Вайн не выдержал и рассмеялся. Серьезное лицо Рейвы тоже мгновенно смягчилось, она положила голову брату на плечо:
— Знаешь, — Прошептала она. — у моей подруги есть осел. Она постоянно им хвастается. Надо мне будет тоже похвастаться тобой.
— Эй! — Возмутился Вайн. — Это кто еще осел!?
— По упрямству ты их даже превосходишь.
— Уж кто бы говорил, Рейва!
Улыбка сестры показалась Вайну грустной, он постарался приободрить ее, шутливо высунув язык, но Рейва никак не отреагировала. Она уставилась в одну точку — куда-то на старую стену, по которой плясали странные тени. Вайн обнял девочку за плечи:
— Что случилось?
Рейва долго молчала, и Вайн не собирался заставлять ее ответить. Юноша прижал сестру к груди, обнимая так крепко, как только мог. Дома было холодно, и ветхое платьице Рейвы не спасало ее от постоянных мурашек. Вайн надеялся, что она согрелась хотя бы от его тепла, и когда ее дыхание выровнялось, он уверился, что сестра уснула. Но голос девочки прозвучал в тишине даже слишком громко, хоть и был едва сильнее шепота:
— Я так скучаю по тебе, Вайн. Постоянно. Тебя нет целыми днями, ты приходишь только ночью, такой уставший, словно из тебя выжимают все соки. Я волнуюсь за тебя.
— Не о чем волноваться. Просто не высыпаюсь.
— Люблю тебя. — Прошептала девочка, по ее голосу было понятно, что она едва держалась на поверхности сознания, борясь с чудовищем, называемым сном.
— Я тебя тоже, лисенок. — Вайн чмокнул Рейву в щечку.
Вскоре девочка засопела, и юноша поднялся с ней на руках. Зайдя в маленькую комнатку, где стояла кровать Рейвы, Вайн аккуратно уложил ее в постель и накрыл старым тонким одеялом.
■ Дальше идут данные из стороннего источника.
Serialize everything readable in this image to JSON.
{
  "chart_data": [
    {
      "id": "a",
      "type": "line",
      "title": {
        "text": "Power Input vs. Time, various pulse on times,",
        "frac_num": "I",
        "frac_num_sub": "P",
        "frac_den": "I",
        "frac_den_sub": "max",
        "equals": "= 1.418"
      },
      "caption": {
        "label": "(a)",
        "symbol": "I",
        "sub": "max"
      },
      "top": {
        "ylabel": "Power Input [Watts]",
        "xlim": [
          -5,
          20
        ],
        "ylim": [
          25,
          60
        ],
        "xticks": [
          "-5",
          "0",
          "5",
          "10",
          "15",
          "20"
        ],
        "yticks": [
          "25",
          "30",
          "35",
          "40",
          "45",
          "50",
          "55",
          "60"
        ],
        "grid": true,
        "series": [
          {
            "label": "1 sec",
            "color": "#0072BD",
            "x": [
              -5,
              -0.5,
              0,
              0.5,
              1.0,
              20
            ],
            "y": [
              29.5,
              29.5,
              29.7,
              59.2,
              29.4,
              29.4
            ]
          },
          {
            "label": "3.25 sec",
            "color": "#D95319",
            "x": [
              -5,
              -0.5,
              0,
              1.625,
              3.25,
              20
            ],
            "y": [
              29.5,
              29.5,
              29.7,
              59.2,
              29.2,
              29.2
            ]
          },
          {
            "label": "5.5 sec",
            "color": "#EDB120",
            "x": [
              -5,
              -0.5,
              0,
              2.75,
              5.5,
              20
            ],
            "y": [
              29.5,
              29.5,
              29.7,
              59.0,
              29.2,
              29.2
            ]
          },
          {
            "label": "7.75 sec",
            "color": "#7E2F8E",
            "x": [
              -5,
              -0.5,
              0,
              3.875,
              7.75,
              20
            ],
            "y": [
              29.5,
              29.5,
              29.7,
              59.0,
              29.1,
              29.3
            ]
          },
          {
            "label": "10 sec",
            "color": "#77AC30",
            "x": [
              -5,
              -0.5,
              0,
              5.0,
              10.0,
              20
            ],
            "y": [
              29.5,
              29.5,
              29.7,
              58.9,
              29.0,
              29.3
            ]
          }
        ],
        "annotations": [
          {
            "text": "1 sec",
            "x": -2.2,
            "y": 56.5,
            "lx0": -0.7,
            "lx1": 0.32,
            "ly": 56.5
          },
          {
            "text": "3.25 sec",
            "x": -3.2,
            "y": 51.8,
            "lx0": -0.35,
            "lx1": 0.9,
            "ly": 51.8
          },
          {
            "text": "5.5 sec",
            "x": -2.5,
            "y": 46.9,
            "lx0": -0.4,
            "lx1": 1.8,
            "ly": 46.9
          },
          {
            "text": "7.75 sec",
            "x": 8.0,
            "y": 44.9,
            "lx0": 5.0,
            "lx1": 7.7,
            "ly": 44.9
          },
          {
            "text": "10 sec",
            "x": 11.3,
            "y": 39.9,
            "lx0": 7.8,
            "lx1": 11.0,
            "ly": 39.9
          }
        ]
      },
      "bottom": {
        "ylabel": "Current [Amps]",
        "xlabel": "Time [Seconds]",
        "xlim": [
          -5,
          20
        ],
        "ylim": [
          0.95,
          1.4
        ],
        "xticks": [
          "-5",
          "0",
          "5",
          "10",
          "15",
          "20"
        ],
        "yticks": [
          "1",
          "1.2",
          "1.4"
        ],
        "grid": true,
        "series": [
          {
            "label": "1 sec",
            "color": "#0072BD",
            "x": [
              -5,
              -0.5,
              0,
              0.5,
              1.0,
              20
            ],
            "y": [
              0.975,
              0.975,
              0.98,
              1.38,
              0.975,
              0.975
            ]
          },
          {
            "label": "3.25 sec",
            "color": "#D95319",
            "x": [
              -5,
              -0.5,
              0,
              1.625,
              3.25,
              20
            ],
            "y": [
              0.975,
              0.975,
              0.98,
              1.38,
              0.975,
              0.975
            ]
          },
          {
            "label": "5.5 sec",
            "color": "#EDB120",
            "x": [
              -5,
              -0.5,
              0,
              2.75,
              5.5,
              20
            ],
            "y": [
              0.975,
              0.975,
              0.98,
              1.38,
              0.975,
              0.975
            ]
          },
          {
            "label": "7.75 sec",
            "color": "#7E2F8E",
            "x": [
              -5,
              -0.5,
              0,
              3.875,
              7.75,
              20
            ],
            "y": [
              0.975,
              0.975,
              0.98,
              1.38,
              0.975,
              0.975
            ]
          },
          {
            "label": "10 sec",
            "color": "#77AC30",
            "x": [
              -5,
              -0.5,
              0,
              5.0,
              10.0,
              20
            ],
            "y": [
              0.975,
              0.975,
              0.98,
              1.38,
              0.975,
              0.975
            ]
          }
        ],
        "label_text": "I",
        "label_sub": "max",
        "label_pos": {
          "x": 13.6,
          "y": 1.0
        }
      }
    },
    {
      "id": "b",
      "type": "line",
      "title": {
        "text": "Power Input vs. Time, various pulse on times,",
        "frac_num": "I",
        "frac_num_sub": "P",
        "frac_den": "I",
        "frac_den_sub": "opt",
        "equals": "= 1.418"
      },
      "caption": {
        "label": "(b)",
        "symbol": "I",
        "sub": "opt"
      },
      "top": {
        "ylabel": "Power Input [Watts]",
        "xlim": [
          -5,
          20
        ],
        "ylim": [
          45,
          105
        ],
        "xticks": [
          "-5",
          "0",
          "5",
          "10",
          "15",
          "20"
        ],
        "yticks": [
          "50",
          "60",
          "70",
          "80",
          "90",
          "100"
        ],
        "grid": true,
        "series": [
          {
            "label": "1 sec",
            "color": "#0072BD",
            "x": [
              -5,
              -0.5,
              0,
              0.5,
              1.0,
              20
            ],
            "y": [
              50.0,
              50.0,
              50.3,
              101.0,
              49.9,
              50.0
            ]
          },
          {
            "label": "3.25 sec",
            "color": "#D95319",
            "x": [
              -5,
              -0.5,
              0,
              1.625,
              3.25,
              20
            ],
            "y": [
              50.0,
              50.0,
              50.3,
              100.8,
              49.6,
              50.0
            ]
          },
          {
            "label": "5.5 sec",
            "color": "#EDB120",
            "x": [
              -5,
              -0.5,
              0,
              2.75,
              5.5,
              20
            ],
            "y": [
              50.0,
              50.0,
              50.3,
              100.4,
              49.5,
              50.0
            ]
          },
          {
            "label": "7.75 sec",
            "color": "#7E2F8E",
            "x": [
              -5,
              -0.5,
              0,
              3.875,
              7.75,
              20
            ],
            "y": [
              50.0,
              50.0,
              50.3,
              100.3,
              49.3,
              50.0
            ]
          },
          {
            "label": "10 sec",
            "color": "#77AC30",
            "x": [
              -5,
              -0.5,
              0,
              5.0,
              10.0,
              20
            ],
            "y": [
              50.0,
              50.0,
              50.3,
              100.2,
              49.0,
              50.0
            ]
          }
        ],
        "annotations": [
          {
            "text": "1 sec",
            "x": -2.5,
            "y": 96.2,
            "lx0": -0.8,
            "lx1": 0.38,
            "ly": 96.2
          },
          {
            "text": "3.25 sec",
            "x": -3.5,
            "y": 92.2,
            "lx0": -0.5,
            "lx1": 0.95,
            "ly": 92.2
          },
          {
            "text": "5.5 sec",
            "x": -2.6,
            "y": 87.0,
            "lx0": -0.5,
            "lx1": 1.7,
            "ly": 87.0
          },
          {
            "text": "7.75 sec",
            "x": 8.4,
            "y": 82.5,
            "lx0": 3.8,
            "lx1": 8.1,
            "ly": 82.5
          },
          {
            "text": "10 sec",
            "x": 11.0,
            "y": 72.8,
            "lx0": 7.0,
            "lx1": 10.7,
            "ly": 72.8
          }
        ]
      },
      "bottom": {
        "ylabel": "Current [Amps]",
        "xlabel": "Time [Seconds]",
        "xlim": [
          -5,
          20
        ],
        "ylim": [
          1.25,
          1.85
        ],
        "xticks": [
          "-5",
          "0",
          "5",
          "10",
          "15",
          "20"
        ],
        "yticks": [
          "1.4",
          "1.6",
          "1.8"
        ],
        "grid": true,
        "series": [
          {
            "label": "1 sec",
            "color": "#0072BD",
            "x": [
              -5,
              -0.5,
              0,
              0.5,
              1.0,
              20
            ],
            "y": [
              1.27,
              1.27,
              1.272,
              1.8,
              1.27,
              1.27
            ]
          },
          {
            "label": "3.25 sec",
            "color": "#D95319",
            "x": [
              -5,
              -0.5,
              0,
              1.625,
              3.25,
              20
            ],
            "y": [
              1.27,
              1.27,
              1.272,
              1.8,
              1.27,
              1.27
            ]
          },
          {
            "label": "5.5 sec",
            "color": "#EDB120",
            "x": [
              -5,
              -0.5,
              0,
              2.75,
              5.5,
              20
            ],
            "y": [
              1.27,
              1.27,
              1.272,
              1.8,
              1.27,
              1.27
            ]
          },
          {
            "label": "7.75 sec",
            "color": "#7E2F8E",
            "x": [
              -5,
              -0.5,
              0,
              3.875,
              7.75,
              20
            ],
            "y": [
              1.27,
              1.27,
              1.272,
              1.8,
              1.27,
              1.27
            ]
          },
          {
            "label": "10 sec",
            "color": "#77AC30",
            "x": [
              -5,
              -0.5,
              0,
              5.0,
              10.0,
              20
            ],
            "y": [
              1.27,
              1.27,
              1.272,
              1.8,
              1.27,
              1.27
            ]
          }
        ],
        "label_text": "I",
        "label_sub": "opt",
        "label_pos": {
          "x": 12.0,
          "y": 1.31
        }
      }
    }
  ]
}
Сам он дрожал от холода и усталости, но старался не придавать этому значения.
На скамейке, стоящей возле стены, лежало тонкое покрывало, которое сползло на пол и теперь свисало, словно какая-то штора. Вайн медленно и сгорбившись подошел к своему спальному месту, резким движением вернул покрывало на место и улегся сверху.
Он уснул за считанные мгновения, затерявшись в собственных мыслях, словно в лабиринте, возведенном его же собственным разумом, который он порой переставал узнавать.
— Ты вовремя, Элерти. — Грамт похлопал Вайна по плечу, но в его тоне не было и капли доброжелательности.
Вайн лишь кивнул ему вместо приветствия и пошел дальше, вглубь помещения для городских гвардейцев, больше походившего на конюшню или на что-то подобное, предназначенное для скота, но никак не для людей.
Настойчивый голос одного из гвардейцев разносился по всей довольно большой комнате, оседая в памяти его слушателей. Вайн мог поклясться, что в истории, которую он сейчас рассказывал, не было ни единого слова правды, но юноша не собирался заострять на этом внимания — его и так недолюбливают.
Вайн отличался замкнутостью и прямолинейностью, и иногда это раздражало его в самом себе. Его никчемный язык зачастую опережал мысли, высказывая людям все, что он о них думал. Поэтому сейчас Вайн даже не стал подходить к компашке, окружившей рассказчика со всех сторон. До начала его сегодняшней службы оставалось около получаса, и юноша, заняв место где-то в стороне, принялся проверять вид своей гвардейской формы.
— О, ты еще жив? — Съязвил один из гвардейцев, увидев Вайна. — Я-то думал, побережешь себя, не явишься сегодня. После твоих-то обмороков!